Page:Tourgueniev - Étranges histoires (Étrange histoire ; Le roi Lear de la steppe ; Toc, Toc, Toc ; L’Abandonnée), 1873.djvu/206

Cette page a été validée par deux contributeurs.

« Ah ! ah ! s’écria tout à coup le docteur ; Téglew, un officier d’artillerie, de taille moyenne, qui zézaie un peu ?

— Oui.

— C’est bien lui. Cet officier se présenta chez moi, — je ne le connaissais nullement, — et commença à m’assurer que cette jeune fille s’était empoisonnée. « C’est le choléra, lui dis-je. — C’est le poison, répondit-il. — Mais non, c’est le choléra ! repris-je. — Du tout, c’est le poison, répliqua-t-il. » Je me dis que c’était sans doute une idée fixe ; que cet homme, ayant la nuque large, devait être têtu, et qu’il me relançait d’une façon désagréable… Après tout, pensai-je, qu’importe ? le sujet est mort… Eh bien, soit, lui dis-je, elle s’est empoisonnée, puisque cela vous plaît ainsi. — Il me remercia, me serra même la main et disparut. »

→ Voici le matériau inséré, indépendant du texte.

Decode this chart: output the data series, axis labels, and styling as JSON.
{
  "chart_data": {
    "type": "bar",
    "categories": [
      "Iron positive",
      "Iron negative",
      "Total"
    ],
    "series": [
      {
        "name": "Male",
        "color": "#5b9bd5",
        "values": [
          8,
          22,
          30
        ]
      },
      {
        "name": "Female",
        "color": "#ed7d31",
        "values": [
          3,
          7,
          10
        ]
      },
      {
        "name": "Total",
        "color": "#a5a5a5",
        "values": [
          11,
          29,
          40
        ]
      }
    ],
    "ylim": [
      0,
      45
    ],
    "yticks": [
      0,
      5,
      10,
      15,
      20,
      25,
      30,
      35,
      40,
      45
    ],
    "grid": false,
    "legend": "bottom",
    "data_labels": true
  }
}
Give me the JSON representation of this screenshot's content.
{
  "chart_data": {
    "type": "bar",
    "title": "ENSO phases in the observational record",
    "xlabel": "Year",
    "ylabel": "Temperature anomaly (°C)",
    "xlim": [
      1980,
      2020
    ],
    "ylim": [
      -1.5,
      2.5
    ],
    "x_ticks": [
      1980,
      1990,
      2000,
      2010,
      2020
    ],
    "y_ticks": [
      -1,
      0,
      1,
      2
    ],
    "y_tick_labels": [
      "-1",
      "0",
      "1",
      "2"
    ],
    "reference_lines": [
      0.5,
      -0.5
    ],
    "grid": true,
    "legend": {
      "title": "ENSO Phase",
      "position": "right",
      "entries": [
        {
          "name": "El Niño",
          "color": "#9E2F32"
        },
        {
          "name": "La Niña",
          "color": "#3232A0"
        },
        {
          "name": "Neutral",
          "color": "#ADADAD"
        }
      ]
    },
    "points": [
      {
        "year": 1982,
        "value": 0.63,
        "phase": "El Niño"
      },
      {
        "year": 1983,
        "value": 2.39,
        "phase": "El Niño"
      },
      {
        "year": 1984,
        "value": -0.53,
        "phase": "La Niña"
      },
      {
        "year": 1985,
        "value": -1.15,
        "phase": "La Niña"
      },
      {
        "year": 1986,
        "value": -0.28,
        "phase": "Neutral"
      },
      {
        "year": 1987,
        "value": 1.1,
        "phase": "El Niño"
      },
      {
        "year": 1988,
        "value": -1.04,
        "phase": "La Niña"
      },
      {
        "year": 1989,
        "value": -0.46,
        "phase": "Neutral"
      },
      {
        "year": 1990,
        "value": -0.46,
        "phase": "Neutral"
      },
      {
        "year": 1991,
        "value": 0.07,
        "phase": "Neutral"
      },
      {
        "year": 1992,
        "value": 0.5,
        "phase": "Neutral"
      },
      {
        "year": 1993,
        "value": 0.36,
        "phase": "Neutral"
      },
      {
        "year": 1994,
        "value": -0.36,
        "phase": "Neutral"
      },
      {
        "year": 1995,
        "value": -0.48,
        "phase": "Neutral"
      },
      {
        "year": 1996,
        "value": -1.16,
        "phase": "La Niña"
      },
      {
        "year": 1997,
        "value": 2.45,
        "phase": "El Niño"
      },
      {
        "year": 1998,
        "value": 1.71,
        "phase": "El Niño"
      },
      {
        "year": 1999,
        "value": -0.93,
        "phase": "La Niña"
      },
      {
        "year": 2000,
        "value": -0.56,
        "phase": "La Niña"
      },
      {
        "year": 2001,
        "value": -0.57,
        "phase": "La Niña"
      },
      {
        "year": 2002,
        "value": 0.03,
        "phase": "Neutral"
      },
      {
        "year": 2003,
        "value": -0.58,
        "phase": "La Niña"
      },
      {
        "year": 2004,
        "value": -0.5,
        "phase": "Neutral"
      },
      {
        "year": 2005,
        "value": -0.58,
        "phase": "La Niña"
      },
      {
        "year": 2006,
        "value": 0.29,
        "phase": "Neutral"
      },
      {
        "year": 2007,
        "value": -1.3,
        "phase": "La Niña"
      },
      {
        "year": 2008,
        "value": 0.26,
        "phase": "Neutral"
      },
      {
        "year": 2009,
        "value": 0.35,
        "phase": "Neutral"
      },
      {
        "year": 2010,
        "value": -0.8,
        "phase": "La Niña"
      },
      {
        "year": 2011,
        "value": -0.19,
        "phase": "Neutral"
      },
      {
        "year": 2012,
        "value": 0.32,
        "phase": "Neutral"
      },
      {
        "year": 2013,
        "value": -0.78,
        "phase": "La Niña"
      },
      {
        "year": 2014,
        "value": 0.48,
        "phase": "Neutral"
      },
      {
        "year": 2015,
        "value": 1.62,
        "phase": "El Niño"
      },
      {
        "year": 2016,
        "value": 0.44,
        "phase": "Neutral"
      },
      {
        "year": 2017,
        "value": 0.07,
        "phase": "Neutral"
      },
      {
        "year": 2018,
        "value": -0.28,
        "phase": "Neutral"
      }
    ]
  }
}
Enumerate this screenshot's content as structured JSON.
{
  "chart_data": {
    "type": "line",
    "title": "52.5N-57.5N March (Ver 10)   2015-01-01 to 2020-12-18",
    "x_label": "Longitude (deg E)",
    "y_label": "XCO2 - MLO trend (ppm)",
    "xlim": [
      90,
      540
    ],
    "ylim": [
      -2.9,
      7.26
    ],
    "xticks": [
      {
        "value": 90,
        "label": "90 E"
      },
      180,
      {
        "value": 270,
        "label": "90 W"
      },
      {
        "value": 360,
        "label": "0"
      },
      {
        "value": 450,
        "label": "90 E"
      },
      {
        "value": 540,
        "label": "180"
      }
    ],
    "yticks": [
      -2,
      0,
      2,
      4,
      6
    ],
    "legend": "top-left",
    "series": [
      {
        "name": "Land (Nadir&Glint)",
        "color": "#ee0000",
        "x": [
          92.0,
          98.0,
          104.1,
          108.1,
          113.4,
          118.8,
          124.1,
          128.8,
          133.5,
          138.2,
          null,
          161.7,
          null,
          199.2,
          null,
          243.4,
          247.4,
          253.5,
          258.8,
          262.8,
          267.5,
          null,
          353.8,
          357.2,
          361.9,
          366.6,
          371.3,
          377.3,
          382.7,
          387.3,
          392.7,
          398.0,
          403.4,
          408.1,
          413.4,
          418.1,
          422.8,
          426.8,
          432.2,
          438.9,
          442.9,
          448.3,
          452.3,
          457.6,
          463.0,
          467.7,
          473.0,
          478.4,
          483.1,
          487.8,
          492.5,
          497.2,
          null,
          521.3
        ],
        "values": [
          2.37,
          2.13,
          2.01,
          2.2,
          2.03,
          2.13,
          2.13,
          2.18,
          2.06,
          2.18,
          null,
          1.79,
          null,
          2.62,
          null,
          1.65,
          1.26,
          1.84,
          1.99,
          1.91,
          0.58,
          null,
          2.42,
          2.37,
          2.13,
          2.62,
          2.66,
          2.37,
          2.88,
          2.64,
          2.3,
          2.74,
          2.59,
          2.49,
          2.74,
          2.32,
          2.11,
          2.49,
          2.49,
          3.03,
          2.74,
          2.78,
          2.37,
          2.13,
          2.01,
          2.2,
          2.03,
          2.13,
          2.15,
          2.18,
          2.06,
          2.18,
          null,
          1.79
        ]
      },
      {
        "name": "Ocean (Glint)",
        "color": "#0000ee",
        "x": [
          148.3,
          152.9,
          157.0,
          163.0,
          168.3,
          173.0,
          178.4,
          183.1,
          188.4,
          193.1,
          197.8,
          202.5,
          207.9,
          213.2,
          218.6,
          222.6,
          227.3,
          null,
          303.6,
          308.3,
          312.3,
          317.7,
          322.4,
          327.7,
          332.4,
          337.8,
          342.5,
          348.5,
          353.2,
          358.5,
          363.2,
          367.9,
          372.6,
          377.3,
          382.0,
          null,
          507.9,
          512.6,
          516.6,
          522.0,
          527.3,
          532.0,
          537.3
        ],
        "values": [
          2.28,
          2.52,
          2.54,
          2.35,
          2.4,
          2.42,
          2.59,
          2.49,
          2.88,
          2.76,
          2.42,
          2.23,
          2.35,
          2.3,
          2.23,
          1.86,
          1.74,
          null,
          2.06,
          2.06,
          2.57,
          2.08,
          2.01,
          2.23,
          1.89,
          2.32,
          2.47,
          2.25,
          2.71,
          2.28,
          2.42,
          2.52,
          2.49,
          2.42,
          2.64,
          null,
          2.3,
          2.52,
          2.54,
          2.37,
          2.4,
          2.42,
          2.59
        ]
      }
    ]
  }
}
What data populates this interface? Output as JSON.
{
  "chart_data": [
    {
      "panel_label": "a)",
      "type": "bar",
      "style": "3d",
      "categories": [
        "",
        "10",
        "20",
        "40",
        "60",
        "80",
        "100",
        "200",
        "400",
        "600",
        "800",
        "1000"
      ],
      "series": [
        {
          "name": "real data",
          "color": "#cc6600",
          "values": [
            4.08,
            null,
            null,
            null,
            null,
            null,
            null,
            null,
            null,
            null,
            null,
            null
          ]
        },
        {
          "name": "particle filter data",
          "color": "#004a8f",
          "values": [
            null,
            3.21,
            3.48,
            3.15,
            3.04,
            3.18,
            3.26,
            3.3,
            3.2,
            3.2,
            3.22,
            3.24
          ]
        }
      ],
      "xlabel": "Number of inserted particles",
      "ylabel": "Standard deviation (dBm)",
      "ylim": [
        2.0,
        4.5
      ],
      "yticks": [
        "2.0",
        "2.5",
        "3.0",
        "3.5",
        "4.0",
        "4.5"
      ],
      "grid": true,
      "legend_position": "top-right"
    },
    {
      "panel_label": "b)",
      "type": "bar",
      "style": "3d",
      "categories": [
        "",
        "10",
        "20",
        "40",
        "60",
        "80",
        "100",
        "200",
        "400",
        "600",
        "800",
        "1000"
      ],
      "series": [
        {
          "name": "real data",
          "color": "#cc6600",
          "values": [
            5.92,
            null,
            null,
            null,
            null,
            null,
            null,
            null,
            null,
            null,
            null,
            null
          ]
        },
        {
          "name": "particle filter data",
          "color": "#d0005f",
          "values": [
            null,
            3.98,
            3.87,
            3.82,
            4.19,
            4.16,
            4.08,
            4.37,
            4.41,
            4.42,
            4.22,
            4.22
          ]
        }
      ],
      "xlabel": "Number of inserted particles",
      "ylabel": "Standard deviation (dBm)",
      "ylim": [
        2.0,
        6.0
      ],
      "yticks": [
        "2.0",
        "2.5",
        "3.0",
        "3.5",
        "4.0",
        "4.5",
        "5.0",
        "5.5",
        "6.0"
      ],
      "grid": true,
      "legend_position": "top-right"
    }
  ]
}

Je racontai au docteur comment ce même officier s’était suicidé le jour même.

Le docteur ne sourcilla pas, — et se borna à me faire remarquer qu’il y a, dans le monde, des originaux de bien des espèces.

« Il y en a, » répétai-je après lui.

Mais quelqu’un a dit une chose très-juste à propos des gens qui se tuent : tant qu’ils n’exécutent pas leur dessein, personne ne les croit ; quand ils l’ont exécuté, — personne ne les plaint.